Markus Pistauer ist Gründer und CEO der CISC Semiconductor GmbH. Im Interview spricht er über den Mut zur Internationalisierung, kritisiert den Standort Kärnten und erklärt, warum Teamarbeit der Schlüssel zu nachhaltigem Unternehmenserfolg ist.

Lesedauer: 5 Minuten

21.05.2025

Herr Pistauer, Ihr Unternehmen ist international tätig, der Hauptsitz befindet sich aber in Klagenfurt. Was schätzen Sie an Kärnten als Lebensmittelpunkt und Wirtschaftsstandort?

Das ist eine schwierige Frage. Kärnten ist einfach ein schöner und lebenswerter Platz – das steht für mich außer Frage. Natürlich gibt es auch andere schöne Orte, aber hier zu leben und zu arbeiten hat für mich persönlich einen besonderen Wert.

 

Was macht Kärnten als Wirtschaftsstandort aus?

Wenn ich ehrlich bin, fällt es mir schwer, viel Positives zu berichten. Wir haben sehr hohe Lohnnebenkosten, was uns im internationalen Vergleich nicht gerade wettbewerbsfähig macht. Zudem ist die Technologieoffenheit am Standort – und das betrifft nicht nur Kärnten, sondern ganz Österreich – eher eingeschränkt. Regularien auf EU-Ebene, die in Österreich in Gesetzesform gegossen werden, machen es Unternehmen nicht leicht. Auch die infrastrukturelle Anbindung lässt zu wünschen übrig. Der Flughafen Frankfurt ist weit entfernt, Laibach oder Graz sind Alternativen – aber sie sind nicht direkt angebunden, auch nicht mit dem Zug.

 

Warum sind Sie trotzdem in Kärnten geblieben?
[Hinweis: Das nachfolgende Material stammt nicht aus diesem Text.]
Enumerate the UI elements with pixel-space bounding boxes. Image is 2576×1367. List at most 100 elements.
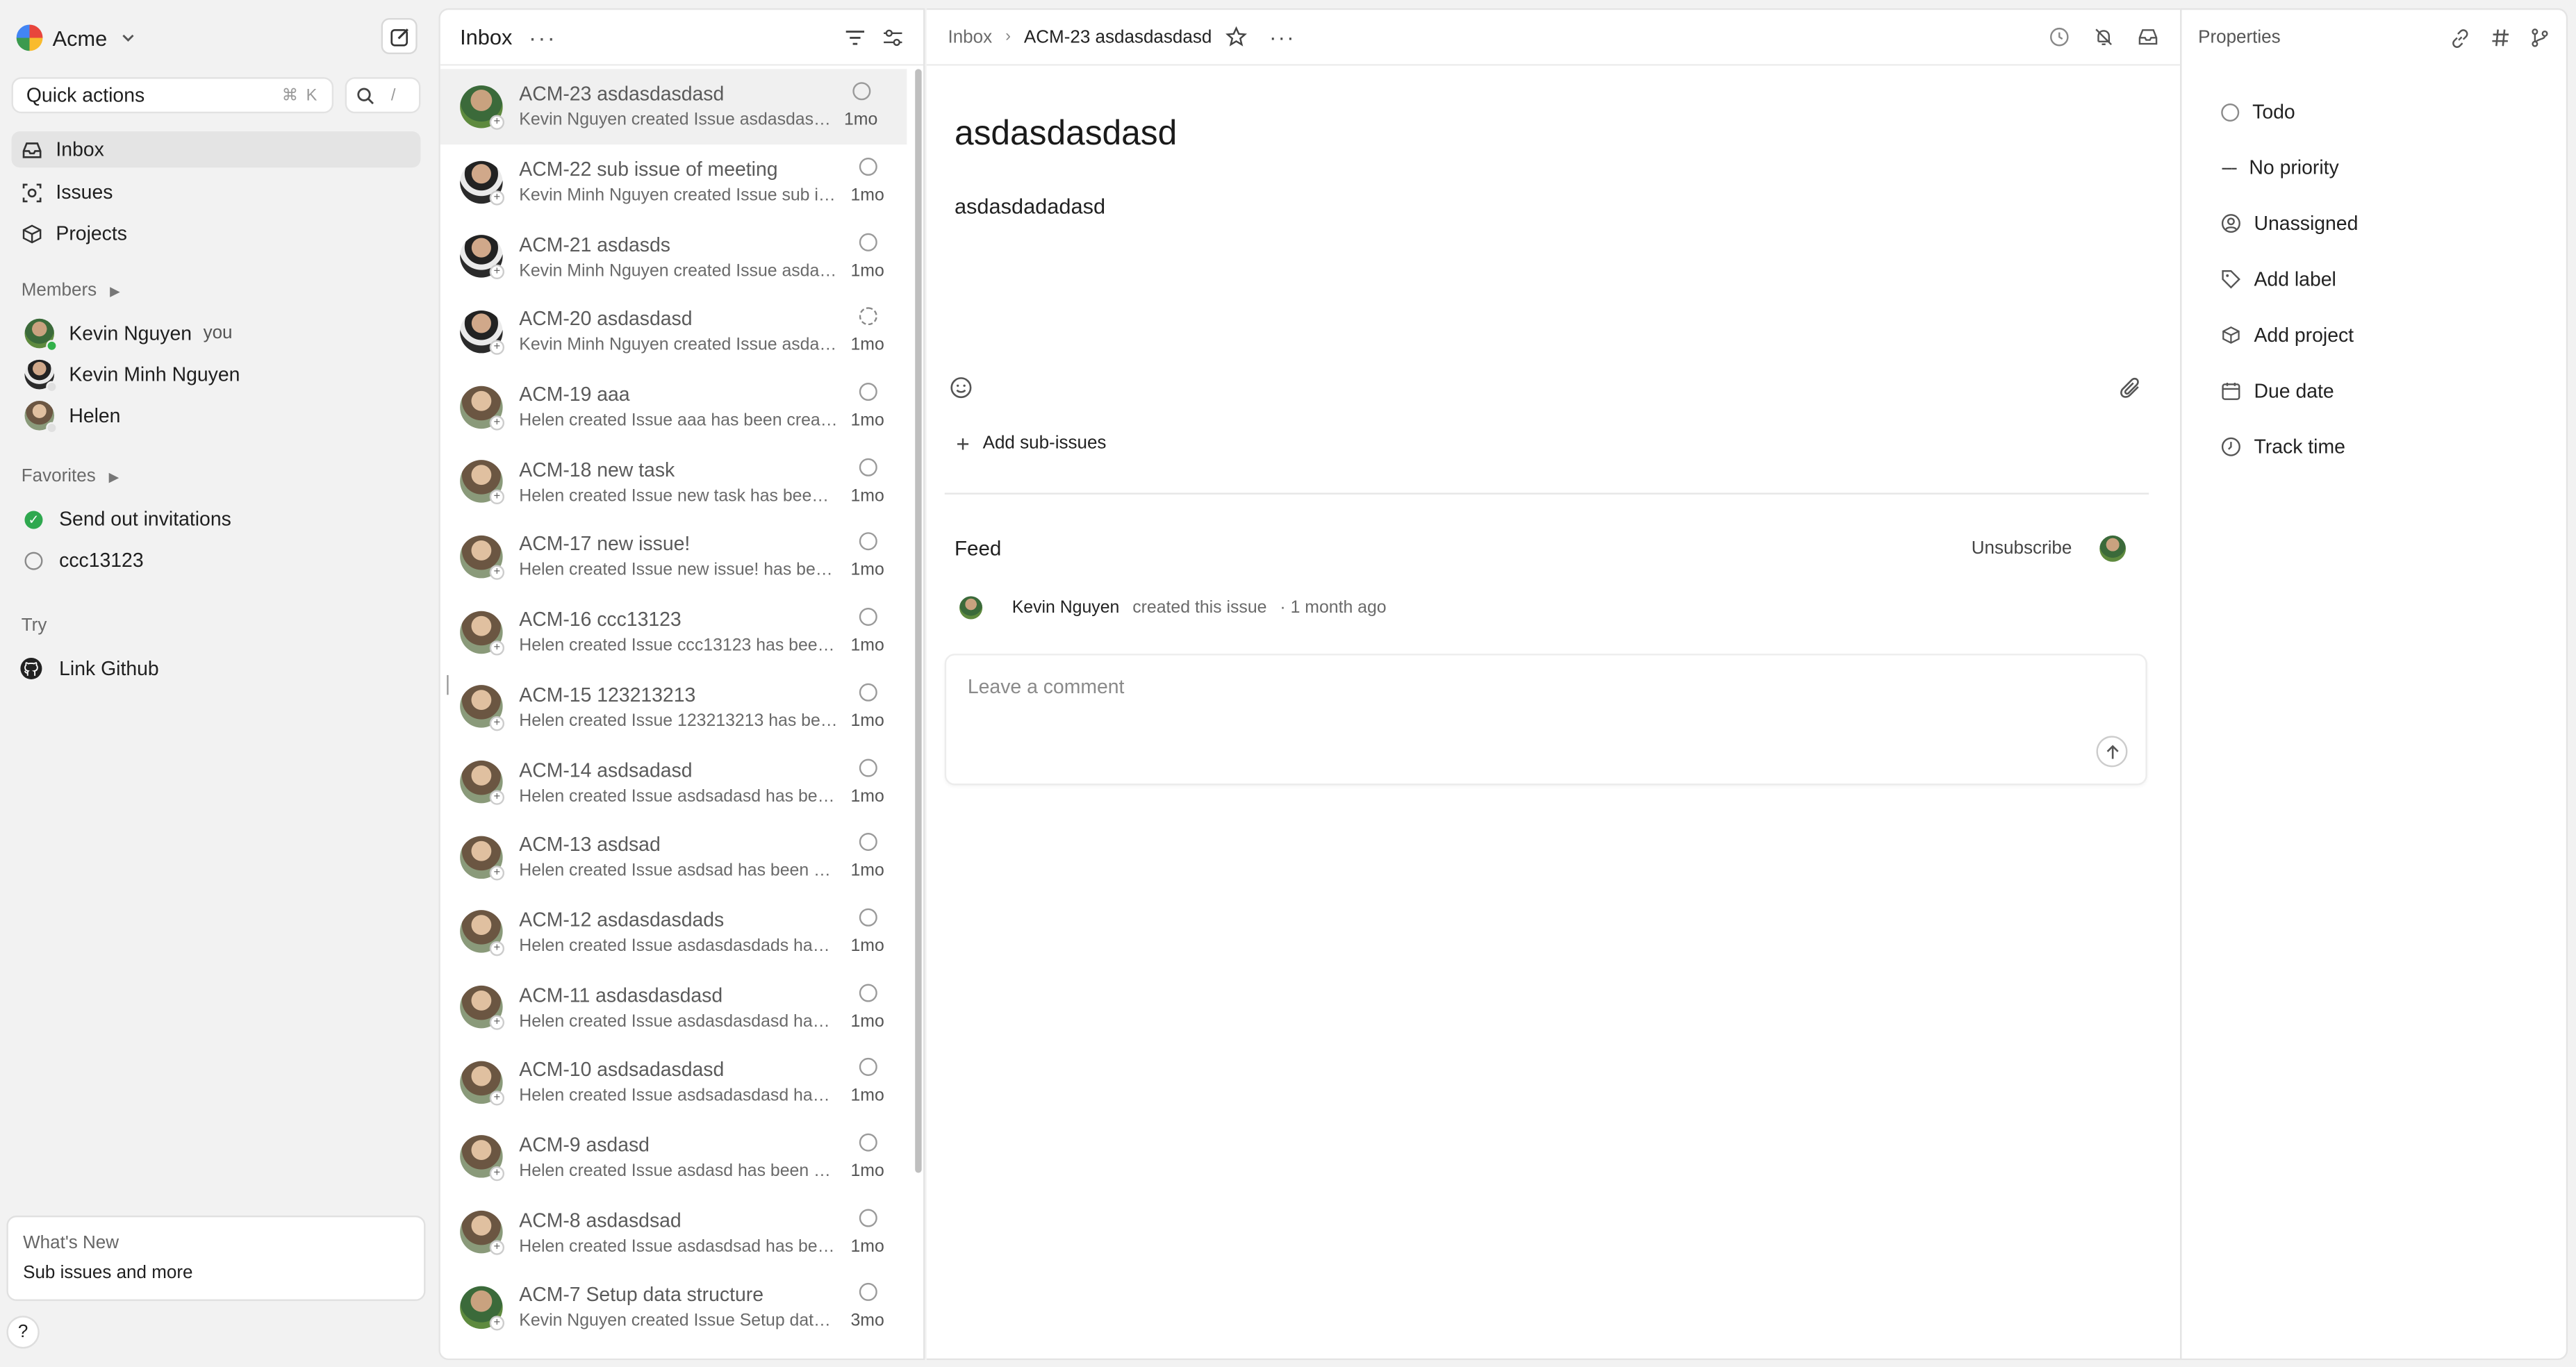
assignee-property[interactable]: Unassigned [2221,207,2358,240]
due-date-property[interactable]: Due date [2221,374,2334,407]
favorite-item[interactable]: ccc13123 [24,544,144,577]
favorites-section-toggle[interactable]: Favorites ▶ [22,467,119,486]
inbox-item-meta: 1mo [832,83,891,131]
inbox-item-text: ACM-8 asdasdsad Helen created Issue asdas… [519,1209,838,1257]
favorite-star-button[interactable] [1225,26,1246,48]
help-button[interactable]: ? [6,1316,40,1349]
created-badge-icon: + [489,1091,504,1106]
nav-inbox[interactable]: Inbox [11,131,421,168]
label-property[interactable]: Add label [2221,263,2336,295]
tag-icon [2222,270,2240,289]
inbox-item[interactable]: + ACM-9 asdasd Helen created Issue asdasd … [440,1120,914,1195]
whats-new-card[interactable]: What's New Sub issues and more [6,1215,426,1301]
inbox-item[interactable]: + ACM-22 sub issue of meeting Kevin Minh N… [440,144,914,219]
inbox-item[interactable]: + ACM-10 asdsadasdasd Helen created Issue … [440,1045,914,1120]
members-section-toggle[interactable]: Members ▶ [22,281,120,300]
whats-new-title: What's New [23,1233,119,1254]
workspace-switcher[interactable]: Acme [16,19,137,56]
inbox-item[interactable]: + ACM-12 asdasdasdads Helen created Issue … [440,895,914,970]
issue-description[interactable]: asdasdadadasd [955,194,1105,218]
activity-user[interactable]: Kevin Nguyen [1012,598,1120,618]
more-options-icon[interactable]: ··· [529,24,556,50]
inbox-item-text: ACM-18 new task Helen created Issue new t… [519,458,838,506]
todo-circle-icon [852,83,870,101]
display-settings-button[interactable] [882,27,904,47]
created-badge-icon: + [489,265,504,280]
created-badge-icon: + [489,190,504,205]
priority-property[interactable]: --- No priority [2221,151,2339,184]
inbox-item[interactable]: + ACM-15 123213213 Helen created Issue 123… [440,670,914,745]
nav-issues[interactable]: Issues [12,174,421,210]
filter-button[interactable] [845,27,866,47]
inbox-item[interactable]: + ACM-7 Setup data structure Kevin Nguyen … [440,1270,914,1345]
inbox-item[interactable]: + ACM-8 asdasdsad Helen created Issue asda… [440,1195,914,1270]
send-comment-button[interactable] [2096,736,2128,768]
inbox-item[interactable]: + ACM-23 asdasdasdasd Kevin Nguyen created… [440,69,907,144]
inbox-item-time: 1mo [850,185,884,206]
inbox-item[interactable]: + ACM-19 aaa Helen created Issue aaa has b… [440,369,914,444]
emoji-button[interactable] [950,376,973,399]
workspace-name: Acme [52,25,108,51]
inbox-item-time: 1mo [850,1086,884,1107]
archive-button[interactable] [2138,26,2159,48]
attach-button[interactable] [2120,376,2142,399]
inbox-item-title: ACM-8 asdasdsad [519,1208,682,1232]
issue-title[interactable]: asdasdasdasd [955,115,1177,155]
breadcrumb-root[interactable]: Inbox [948,27,992,47]
inbox-item-title: ACM-9 asdasd [519,1133,650,1157]
resize-handle[interactable] [447,674,449,695]
more-options-icon[interactable]: ··· [1269,24,1296,49]
inbox-item[interactable]: + ACM-14 asdsadasd Helen created Issue asd… [440,745,914,820]
inbox-scrollbar[interactable] [915,69,922,1173]
inbox-item[interactable]: + ACM-11 asdasdasdasd Helen created Issue … [440,970,914,1045]
subscriber-avatar[interactable] [2099,535,2127,562]
inbox-item[interactable]: + ACM-16 ccc13123 Helen created Issue ccc1… [440,595,914,670]
inbox-item[interactable]: + ACM-17 new issue! Helen created Issue ne… [440,520,914,595]
plus-icon: + [956,430,970,457]
offline-indicator [46,422,58,434]
created-badge-icon: + [489,865,504,881]
inbox-item-subtitle: Helen created Issue asdsad has been crea… [519,861,839,881]
status-property[interactable]: Todo [2221,95,2295,128]
member-item[interactable]: Kevin Nguyen you [24,317,233,352]
search-button[interactable]: / [345,77,421,114]
nav-inbox-label: Inbox [56,138,104,161]
unsubscribe-button[interactable]: Unsubscribe [1972,539,2072,558]
inbox-item[interactable]: + ACM-20 asdasdasd Kevin Minh Nguyen creat… [440,294,914,369]
copy-link-button[interactable] [2450,27,2471,49]
copy-id-button[interactable] [2491,28,2510,47]
created-badge-icon: + [489,115,504,130]
inbox-icon [2138,29,2158,45]
status-value: Todo [2252,100,2295,124]
add-sub-issues-button[interactable]: + Add sub-issues [956,431,1106,457]
inbox-item-meta: 1mo [838,608,897,656]
issue-detail: Inbox › ACM-23 asdasdasdasd ··· asdasdas… [926,8,2181,1361]
inbox-item-subtitle: Helen created Issue 123213213 has been c… [519,711,839,731]
history-button[interactable] [2049,26,2070,48]
member-item[interactable]: Kevin Minh Nguyen [24,358,240,393]
inbox-item-title: ACM-21 asdasds [519,233,670,256]
member-item[interactable]: Helen [24,399,120,434]
inbox-item-text: ACM-13 asdsad Helen created Issue asdsad … [519,833,838,881]
link-github-button[interactable]: Link Github [19,652,159,685]
inbox-item-meta: 3mo [838,1283,897,1331]
comment-editor[interactable]: Leave a comment [944,654,2147,786]
quick-actions-button[interactable]: Quick actions ⌘ K [11,77,334,114]
copy-branch-button[interactable] [2530,28,2550,47]
todo-circle-icon [858,1283,877,1302]
mute-notifications-button[interactable] [2093,26,2115,48]
inbox-item-title: ACM-12 asdasdasdads [519,908,725,931]
inbox-item-title: ACM-10 asdsadasdasd [519,1058,725,1082]
comment-placeholder[interactable]: Leave a comment [968,675,1125,698]
avatar [24,318,58,352]
inbox-item[interactable]: + ACM-18 new task Helen created Issue new … [440,445,914,520]
favorite-item[interactable]: ✓ Send out invitations [24,503,231,536]
track-time-property[interactable]: Track time [2221,431,2345,463]
properties-panel: Properties Todo --- No priority Unassign… [2180,8,2568,1361]
new-issue-button[interactable] [381,18,418,55]
nav-projects[interactable]: Projects [12,215,421,251]
inbox-item[interactable]: + ACM-13 asdsad Helen created Issue asdsad… [440,820,914,895]
project-property[interactable]: Add project [2221,319,2354,351]
sliders-icon [884,28,902,45]
inbox-item[interactable]: + ACM-21 asdasds Kevin Minh Nguyen created… [440,219,914,294]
Weil es hier nach wie vor Gleichgesinnte gibt – Menschen mit Visionen, die das Land voranbringen wollen. Mit ihnen gemeinsam zu arbeiten, macht große Freude. Das ist keine Ausrede, sondern einer der Hauptgründe, warum ich mich hier engagiere. Ich glaube fest daran, dass Kärnten auch für kommende Generationen ein guter Platz ist – weniger aufgrund wirtschaftlicher Kennzahlen, sondern wegen seiner geopolitischen Lage, den gesellschaftlichen Werten, dem respektvollen Umgang miteinander und dem Verhältnis zur Natur. Hier gibt es eine engagierte Community, die versucht, die Welt von Kärnten aus zu erobern – das begeistert mich.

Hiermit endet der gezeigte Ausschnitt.